I am going to answer this question (2 years later) using a very simplistic implementation of shared_ptr that the user will understand.
Firstly I am going to a few side classes, shared_ptr_base, sp_counted_base sp_counted_impl, and checked_deleter the last of which is a template.
class sp_counted_base
{
public:
sp_counted_base() : refCount( 1 )
{
}
virtual ~sp_deleter_base() {};
virtual void destruct() = 0;
void incref(); // increases reference count
void decref(); // decreases refCount atomically and calls destruct if it hits zero
private:
long refCount; // in a real implementation use an atomic int
};
template< typename T > class sp_counted_impl : public sp_counted_base
{
public:
typedef function< void( T* ) > func_type;
void destruct()
{
func(ptr); // or is it (*func)(ptr); ?
delete this; // self-destructs after destroying its pointer
}
template< typename F >
sp_counted_impl( T* t, F f ) :
ptr( t ), func( f )
private:
T* ptr;
func_type func;
};
template< typename T > struct checked_deleter
{
public:
template< typename T > operator()( T* t )
{
size_t z = sizeof( T );
delete t;
}
};
class shared_ptr_base
{
private:
sp_counted_base * counter;
protected:
shared_ptr_base() : counter( 0 ) {}
explicit shared_ptr_base( sp_counter_base * c ) : counter( c ) {}
~shared_ptr_base()
{
if( counter )
counter->decref();
}
shared_ptr_base( shared_ptr_base const& other )

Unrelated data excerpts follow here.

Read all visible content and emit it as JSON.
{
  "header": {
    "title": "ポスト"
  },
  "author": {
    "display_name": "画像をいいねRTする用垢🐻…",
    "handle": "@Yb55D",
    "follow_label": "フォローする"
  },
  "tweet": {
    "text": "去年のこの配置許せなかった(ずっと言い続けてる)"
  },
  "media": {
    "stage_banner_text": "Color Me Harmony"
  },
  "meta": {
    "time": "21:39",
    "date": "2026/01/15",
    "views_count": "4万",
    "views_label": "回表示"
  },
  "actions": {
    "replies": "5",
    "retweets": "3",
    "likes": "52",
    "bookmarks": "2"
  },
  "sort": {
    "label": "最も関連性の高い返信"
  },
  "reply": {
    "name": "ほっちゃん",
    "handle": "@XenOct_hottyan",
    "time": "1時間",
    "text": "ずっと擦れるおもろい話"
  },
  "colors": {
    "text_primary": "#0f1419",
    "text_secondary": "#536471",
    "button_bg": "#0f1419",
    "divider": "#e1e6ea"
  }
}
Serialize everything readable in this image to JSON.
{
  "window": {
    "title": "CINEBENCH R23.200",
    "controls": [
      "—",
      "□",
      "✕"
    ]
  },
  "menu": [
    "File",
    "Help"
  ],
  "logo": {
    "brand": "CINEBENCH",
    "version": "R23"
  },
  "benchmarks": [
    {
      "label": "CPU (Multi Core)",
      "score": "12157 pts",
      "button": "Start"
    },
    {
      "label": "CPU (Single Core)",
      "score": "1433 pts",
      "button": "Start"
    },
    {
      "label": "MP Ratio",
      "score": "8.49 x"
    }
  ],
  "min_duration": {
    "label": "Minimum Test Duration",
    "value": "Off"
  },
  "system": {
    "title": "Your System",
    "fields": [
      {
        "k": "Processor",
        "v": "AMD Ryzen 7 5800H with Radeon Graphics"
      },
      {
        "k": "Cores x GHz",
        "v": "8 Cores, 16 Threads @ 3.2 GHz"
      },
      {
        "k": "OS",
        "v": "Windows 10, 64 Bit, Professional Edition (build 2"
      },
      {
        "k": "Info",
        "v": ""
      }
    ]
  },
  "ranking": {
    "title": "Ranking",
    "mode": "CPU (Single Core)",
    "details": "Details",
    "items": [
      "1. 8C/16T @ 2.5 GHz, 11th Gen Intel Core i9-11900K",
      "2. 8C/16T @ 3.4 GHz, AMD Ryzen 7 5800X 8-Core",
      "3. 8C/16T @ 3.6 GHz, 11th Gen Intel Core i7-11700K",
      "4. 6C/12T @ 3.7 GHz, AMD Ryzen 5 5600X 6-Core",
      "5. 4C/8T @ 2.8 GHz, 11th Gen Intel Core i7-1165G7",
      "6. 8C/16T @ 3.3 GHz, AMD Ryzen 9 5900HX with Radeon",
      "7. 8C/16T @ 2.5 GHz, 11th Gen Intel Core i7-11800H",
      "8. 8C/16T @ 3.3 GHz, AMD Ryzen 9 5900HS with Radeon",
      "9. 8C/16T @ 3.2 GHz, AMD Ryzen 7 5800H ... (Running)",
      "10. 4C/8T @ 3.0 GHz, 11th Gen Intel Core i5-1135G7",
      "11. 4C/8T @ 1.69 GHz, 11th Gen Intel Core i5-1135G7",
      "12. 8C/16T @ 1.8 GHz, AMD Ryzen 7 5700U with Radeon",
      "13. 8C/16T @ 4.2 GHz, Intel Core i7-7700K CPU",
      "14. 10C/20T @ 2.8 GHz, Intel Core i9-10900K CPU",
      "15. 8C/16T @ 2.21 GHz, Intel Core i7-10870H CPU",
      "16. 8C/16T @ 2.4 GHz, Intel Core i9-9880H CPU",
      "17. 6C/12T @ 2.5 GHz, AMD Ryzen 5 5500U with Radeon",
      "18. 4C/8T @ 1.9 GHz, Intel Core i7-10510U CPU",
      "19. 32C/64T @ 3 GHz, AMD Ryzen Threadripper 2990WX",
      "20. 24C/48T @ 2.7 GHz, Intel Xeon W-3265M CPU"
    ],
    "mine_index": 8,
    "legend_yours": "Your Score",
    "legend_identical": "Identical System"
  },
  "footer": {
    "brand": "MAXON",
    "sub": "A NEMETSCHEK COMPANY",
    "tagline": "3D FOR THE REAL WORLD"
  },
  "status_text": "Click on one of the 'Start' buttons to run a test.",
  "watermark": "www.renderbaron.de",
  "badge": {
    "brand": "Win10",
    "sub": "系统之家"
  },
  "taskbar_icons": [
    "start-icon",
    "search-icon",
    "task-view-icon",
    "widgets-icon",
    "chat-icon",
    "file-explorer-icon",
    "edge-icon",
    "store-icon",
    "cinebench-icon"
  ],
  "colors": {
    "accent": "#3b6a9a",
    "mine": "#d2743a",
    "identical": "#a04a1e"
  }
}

: counter( other.counter )
{
if( counter )
counter->addref();
}
shared_ptr_base& operator=( shared_ptr_base& const other )
{
shared_ptr_base temp( other );
std::swap( counter, temp.counter );
}
// other methods such as reset
};
Now I am going to create two "free" function called make_sp_counted_impl which will return a pointer to a newly created one.

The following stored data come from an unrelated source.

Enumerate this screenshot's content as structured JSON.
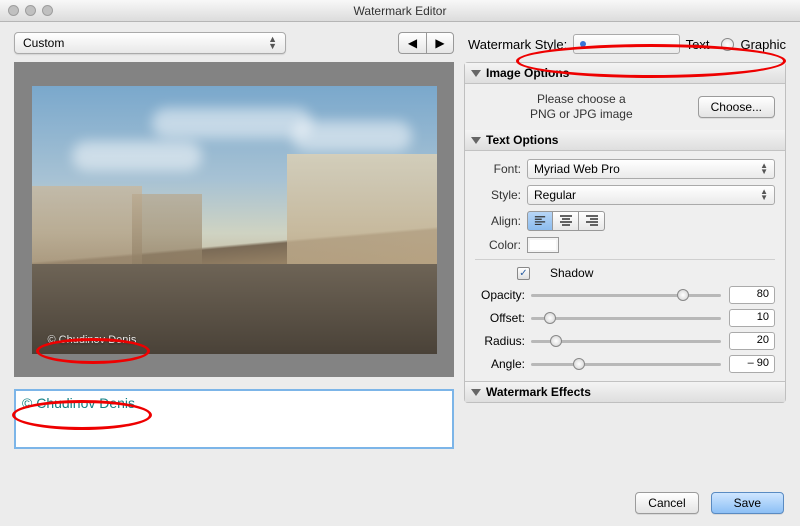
{
  "window": {
    "title": "Watermark Editor"
  },
  "preset": {
    "selected": "Custom"
  },
  "watermark_text": "© Chudinov Denis",
  "watermark_on_image": "© Chudinov Denis",
  "style": {
    "label": "Watermark Style:",
    "text_label": "Text",
    "graphic_label": "Graphic",
    "selected": "text"
  },
  "sections": {
    "image_options": {
      "title": "Image Options",
      "hint_line1": "Please choose a",
      "hint_line2": "PNG or JPG image",
      "choose_btn": "Choose..."
    },
    "text_options": {
      "title": "Text Options",
      "font_label": "Font:",
      "font_value": "Myriad Web Pro",
      "style_label": "Style:",
      "style_value": "Regular",
      "align_label": "Align:",
      "color_label": "Color:",
      "color_value": "#ffffff",
      "shadow": {
        "enabled": true,
        "label": "Shadow",
        "opacity_label": "Opacity:",
        "opacity_value": "80",
        "offset_label": "Offset:",
        "offset_value": "10",
        "radius_label": "Radius:",
        "radius_value": "20",
        "angle_label": "Angle:",
        "angle_value": "– 90"
      }
    },
    "watermark_effects": {
      "title": "Watermark Effects"
    }
  },
  "footer": {
    "cancel": "Cancel",
    "save": "Save"
  }
}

template< typename T, typename F >
sp_counted_impl<T> * make_sp_counted_impl( T* ptr, F func )
{
try
{
return new sp_counted_impl( ptr, func );
}
catch( ... ) // in case the new above fails
{
func( ptr ); // we have to clean up the pointer now and rethrow
throw;
}
}
template< typename T >
sp_counted_impl<T> * make_sp_counted_impl( T* ptr )
{
return make_sp_counted_impl( ptr, checked_deleter<T>() );
}
Ok, these two functions are essential as to what will happen next when you create a shared_ptr through a templated function.
template< typename T >
class shared_ptr : public shared_ptr_base
{
public:
template < typename U >
explicit shared_ptr( U * ptr ) :
shared_ptr_base( make_sp_counted_impl( ptr ) )
{
}
// implement the rest of shared_ptr, e.g. operator*, operator->
};
Note what happens above if T is void and U is your "test" class. It will call make_sp_counted_impl() with a pointer to U, not a pointer to T. The management of the destruction is all done through here. The shared_ptr_base class manages the reference counting with regards to copying and assignment etc. The shared_ptr class itself manages the typesafe use of operator overloads (->, * etc).
Thus although you have a shared_ptr to void, underneath you are managing a pointer of the type you passed into new. Note that if you convert your pointer to a void* before putting it into the shared_ptr, it will fail to compile on the checked_delete so you are actually safe there too.